What Can You Do with an English Major? Jenny hosts 60Second Recap, an online educational video series that provides summaries and analysis of classic literature. She describes them as “tour guides to the classics” that are designed to engage students with books—from Animal Farm to Wuthering Heights.
The Big Idea: An English major, Jenny was always crazy about books and after graduating was able to parlay that love of literature into a gig as a book reviewer. At a party one evening, she fell into conversation with a filmmaker friend who was interested in moving to mobile devices. “Could you do great works of literature in 60 seconds? he wondered. “It struck us as a very exciting—and very subversive—idea: using video, the language of today, to explore literature.
In the Real World: When the idea for 60Second Recap came up, Jenny heard from a lot of naysayers. Her Bryn Mawr training gave her confidence in her ideas. “I had a vision that this could be done, and coming from Bryn Mawr, I wasn’t dissuaded. And once it launched,” she adds, “a lot of people slapped themselves on the head and asked, ‘Why didn’t I think of that?’”
Think Boldly: Jenny credits Bryn Mawr with teaching her how to think boldly. “So much of high school is about regurgitating knowledge, but at Bryn Mawr, the one-on-one relationships I had with professors gave me the opportunity to be wild and crazy with my ideas,” she explains.
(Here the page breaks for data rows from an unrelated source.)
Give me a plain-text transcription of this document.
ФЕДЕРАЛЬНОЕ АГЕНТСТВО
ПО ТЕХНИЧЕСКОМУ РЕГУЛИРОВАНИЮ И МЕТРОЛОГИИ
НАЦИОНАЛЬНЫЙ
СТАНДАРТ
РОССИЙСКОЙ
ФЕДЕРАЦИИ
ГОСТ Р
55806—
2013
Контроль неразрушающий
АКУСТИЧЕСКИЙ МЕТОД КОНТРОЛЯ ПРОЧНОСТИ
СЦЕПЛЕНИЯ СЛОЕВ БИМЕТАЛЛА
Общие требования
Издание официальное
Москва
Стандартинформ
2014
The Ah-Ha Moment: In her freshman year, a professor took her aside and said, "You're a competent writer, but your papers just aren't that creative. In class, you speak very creatively. Do that in your written work." As Jenny puts it, “He told me, essentially, that I needed to bust out.” And that’s just what she did. Her next paper? A comparison of Tennyson’s "The Lady of Shallot" and Anne of Green Gables. The professor went wild over it.